A key factor in avoiding a fall is appropriate footwear for the conditions. Two considerations are foot comfort and traction. Comfort will allow you to feel the surface of the ground much better, adding stability. In wet conditions, opt for a waterproof boot to keep your foot dry and warm. Use wool socks to insulate your foot in the cold to stave off numbness. As far as traction is concerned, you will need all you can get on icy surfaces. Avoid smooth soled trainers and casual shoes. You do not want to find out how hard the icy pavement is with your skull. Instead, pick a boot with plenty of grippy tread on the sole and stay upright this winter.
When entering stores, be mindful of the slick surfaces immediately inside and outside. Business owners should take precautions to warn you of wet floors, but never assume. As people come in from the wet and cold outside, they may leave water and ice melting on the floors just inside a doorway. Exercise caution and use a shopping cart or handrail for extra stability.
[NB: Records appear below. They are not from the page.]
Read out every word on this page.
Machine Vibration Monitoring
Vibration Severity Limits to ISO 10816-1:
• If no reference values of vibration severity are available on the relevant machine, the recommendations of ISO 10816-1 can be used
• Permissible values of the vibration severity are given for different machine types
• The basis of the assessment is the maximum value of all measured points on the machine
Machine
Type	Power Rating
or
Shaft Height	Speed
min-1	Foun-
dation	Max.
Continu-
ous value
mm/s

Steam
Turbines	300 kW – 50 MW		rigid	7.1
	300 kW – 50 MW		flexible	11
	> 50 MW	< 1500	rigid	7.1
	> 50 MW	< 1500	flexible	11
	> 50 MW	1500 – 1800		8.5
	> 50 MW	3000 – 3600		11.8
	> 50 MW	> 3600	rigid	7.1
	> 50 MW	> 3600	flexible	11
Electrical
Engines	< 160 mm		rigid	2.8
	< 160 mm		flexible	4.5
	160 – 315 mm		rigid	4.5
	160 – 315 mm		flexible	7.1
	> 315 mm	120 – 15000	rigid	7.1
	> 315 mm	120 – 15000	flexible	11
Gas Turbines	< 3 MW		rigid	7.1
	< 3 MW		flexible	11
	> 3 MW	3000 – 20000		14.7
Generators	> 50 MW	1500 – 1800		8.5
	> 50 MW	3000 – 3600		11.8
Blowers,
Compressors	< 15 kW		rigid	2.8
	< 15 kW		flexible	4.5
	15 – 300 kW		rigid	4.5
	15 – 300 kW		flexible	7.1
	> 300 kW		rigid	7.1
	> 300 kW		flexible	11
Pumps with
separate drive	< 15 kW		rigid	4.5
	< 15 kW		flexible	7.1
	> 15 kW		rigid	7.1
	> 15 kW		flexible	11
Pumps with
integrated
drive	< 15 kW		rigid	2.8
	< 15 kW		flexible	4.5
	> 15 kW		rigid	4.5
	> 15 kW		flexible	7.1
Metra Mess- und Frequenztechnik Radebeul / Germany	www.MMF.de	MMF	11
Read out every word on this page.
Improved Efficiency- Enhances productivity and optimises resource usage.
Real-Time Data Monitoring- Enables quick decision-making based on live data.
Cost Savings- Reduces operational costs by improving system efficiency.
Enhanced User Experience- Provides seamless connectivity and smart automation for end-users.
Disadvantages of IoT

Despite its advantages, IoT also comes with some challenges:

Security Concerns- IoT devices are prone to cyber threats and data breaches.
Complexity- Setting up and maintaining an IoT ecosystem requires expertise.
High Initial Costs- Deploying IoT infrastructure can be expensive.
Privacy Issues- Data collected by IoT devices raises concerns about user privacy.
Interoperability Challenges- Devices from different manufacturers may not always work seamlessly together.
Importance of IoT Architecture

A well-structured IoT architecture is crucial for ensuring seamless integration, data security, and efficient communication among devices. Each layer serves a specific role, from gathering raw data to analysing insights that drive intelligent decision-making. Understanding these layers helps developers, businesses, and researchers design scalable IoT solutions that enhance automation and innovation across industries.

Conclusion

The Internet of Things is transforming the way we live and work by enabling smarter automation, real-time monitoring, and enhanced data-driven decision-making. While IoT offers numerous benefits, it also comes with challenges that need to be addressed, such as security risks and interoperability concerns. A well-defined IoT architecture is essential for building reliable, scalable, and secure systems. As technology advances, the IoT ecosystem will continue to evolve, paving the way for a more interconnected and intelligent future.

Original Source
Sidewalks, Parking Lots, and Crosswalks
A good rule of thumb is if there is a pedestrian specific walkway, use it. This includes sidewalks and crosswalks. The extra distance from the roadways and the high visibility of these walkways can save your life from an unaware driver otherwise not spotting you in the road. In parking lots or areas without pedestrian paths, always assume a driver cannot see you and cannot stop in time. While the pedestrian generally should have the right away, it does not do you much good if you are flattened by a passing vehicle.
Seek Legal Assistance
If you do happen to slip, trip, or fall on the premises of a business, take a moment to consider whether it could have been avoided. If the store owner was negligent in cleaning up a slick surface and notifying patrons about the conditions, you may have a good case for a personal injury claim. Likewise, if a driver disregards the rules of the road or fails to maintain control of their vehicle and you become a victim, you owe it to yourself to seek compensation for potential damages such as medical bills, lost wages, and pain and suffering.